Добрыня в эту зиму совсем затосковал. Он жил в небольшой тёплой избе со своими товарищами. На новом месте ему было как-то не по себе, душа рвалась в Новгород, домой. Но вскоре его скука почти развеялась. Местные богатыри прознали, что он мерился силой с самим Змеем Горынычем и валом повалили к нему, чтобы услышать рассказ об этой битве. Добрыня был немногословен, скрывал всё, что было связано с мечом-Молнией, а потому история зачастую получилась нескладной и противоречивой, все дыры в рассказе латались Божьей помощью. Однажды за таким рассказом появился богатырь, лицо которого показалось боярину знакомым.
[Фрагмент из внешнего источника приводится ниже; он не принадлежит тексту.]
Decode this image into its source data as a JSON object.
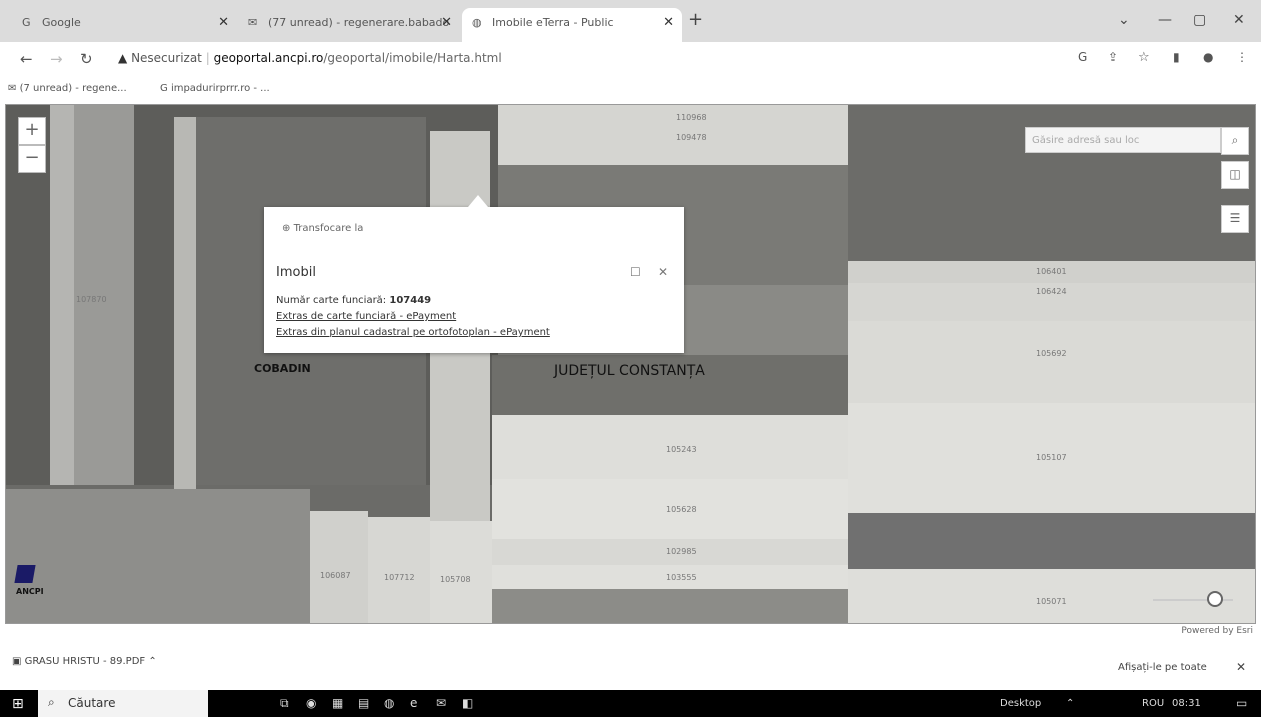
{
  "tabs": [
    {
      "label": "Google",
      "icon": "google-icon"
    },
    {
      "label": "(77 unread) - regenerare.babado",
      "icon": "mail-icon"
    },
    {
      "label": "Imobile eTerra - Public",
      "icon": "globe-icon"
    }
  ],
  "nav": {
    "security": "Nesecurizat",
    "host": "geoportal.ancpi.ro",
    "path": "/geoportal/imobile/Harta.html"
  },
  "bookmarks": [
    {
      "label": "(7 unread) - regene...",
      "icon": "mail-icon"
    },
    {
      "label": "impadurirprrr.ro - ...",
      "icon": "google-icon"
    }
  ],
  "map": {
    "search_placeholder": "Găsire adresă sau loc",
    "region_labels": [
      "COBADIN",
      "JUDEȚUL CONSTANȚA"
    ],
    "parcel_ids": [
      "107870",
      "110968",
      "109478",
      "106401",
      "106424",
      "105692",
      "105243",
      "105107",
      "105628",
      "102985",
      "103555",
      "106087",
      "107712",
      "105708",
      "105071"
    ],
    "logo": "ANCPI",
    "powered_by": "Powered by Esri"
  },
  "popup": {
    "zoom_to": "Transfocare la",
    "title": "Imobil",
    "cf_label": "Număr carte funciară:",
    "cf_number": "107449",
    "link1": "Extras de carte funciară - ePayment",
    "link2": "Extras din planul cadastral pe ortofotoplan - ePayment"
  },
  "download": {
    "file": "GRASU HRISTU - 89.PDF",
    "show_all": "Afișați-le pe toate"
  },
  "taskbar": {
    "search": "Căutare",
    "desktop": "Desktop",
    "lang": "ROU",
    "time": "08:31"
  }
}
Киевлянин назвался Михаилом.
— Где же я тебя видел, Михаил? — спрашивал Добрыня.
— В Чернигове, помнишь? — говорил богатырь, — ты был там проездом, ехал в Киев, а оттуда воевать в Литву. А я с Ильёй Муромцем отдыхал тогда в Чернигове.
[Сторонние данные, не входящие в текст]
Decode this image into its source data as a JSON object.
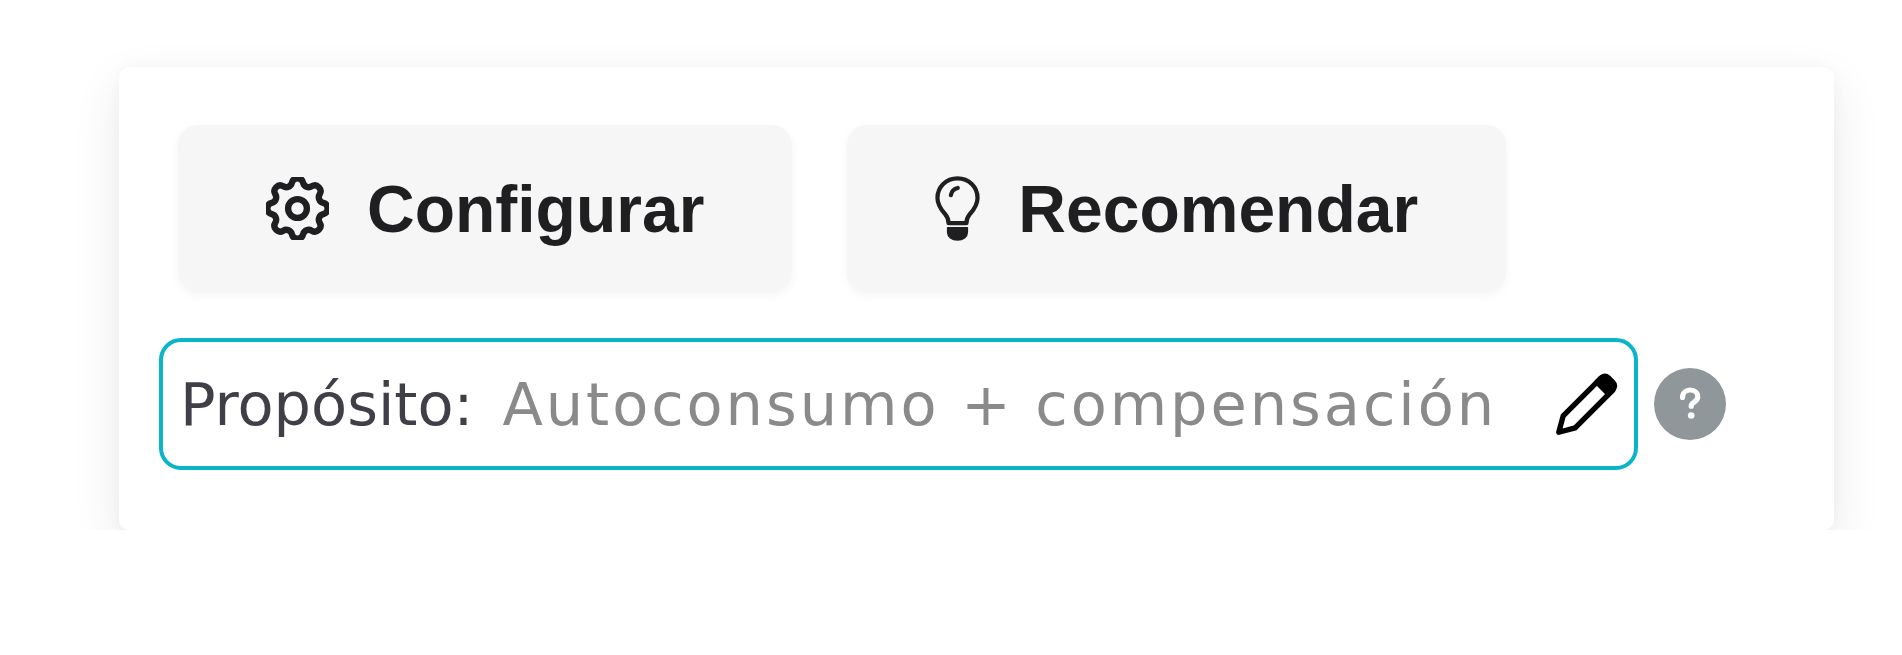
{
  "actions": [
    {
      "kind": "settings",
      "label": "Configurar"
    },
    {
      "kind": "recommend",
      "label": "Recomendar"
    }
  ],
  "purpose_field": {
    "label": "Propósito:",
    "value": "Autoconsumo + compensación",
    "focused": true
  }
}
— Хм, точно. Тогда я и познакомился с Ильей. А почему ты не с ним?
— Он изменил нашей клятве, а я остался верен ей. Нынче я сотник в богатырском войске в Киеве. А Илья — смутьян и бунтовщик. Про тебя же, Добрыня, я слышал, что ты тоже теперь стал богатырём.
— Не совсем. Я не давал богатырской клятвы, хоть и отличился, сражаясь против всякой нечисти.
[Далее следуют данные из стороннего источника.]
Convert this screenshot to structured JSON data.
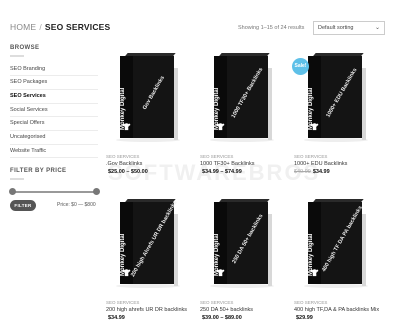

Собеседники плохо видели друг друга, зимой ставни избы были плотно закрыты, лишь через небольшие окошки, затянутые бычьим пузырём, свет проникал в помещение. Зато было тепло, дрова приятно трещали в печке, отдающей жаром. В такой обстановке время словно замедлялось, любая спешка, любая суета стала просто невозможной, атмосфера уюта и покоя овладела всеми. Михаил быстро скинул шубу, в которой пришёл, и остался в одном комзоле.
— Помню, вы жаловались, что Идолище идёт у вас по следу, — сказал ему Добрыня, — ну что, не настиг вас Идолище?
— Настиг, — отвечал Михаил, — точнее, мы сами его настигли. Этот упырь настолько обнаглел, что выкрал самого князя Владимира. Илья бросился его освобождать и убил проклятого Идолища.
— Вот как? А то говорили: непобедимый, все его боятся.
— Илья умеет творить чудеса, — отвечал Михаил, — говорят, в нём живёт благодать Божья. Потому его и боятся отлучать от церкви, хоть он вроде и нарушил клятву. Я видел, как его однажды покусала ядовитая змея. Другие умирали от этого укуса, а он выжил, хоть и долго мучился. А как он одолел Соловья-разбойника!
— Да ты никак влюблён в него, — послышался голос Кирилла, который до этого в разговор не вмешивался и молча лежал на печке. Товарищи дружно рассмеялись его шутке.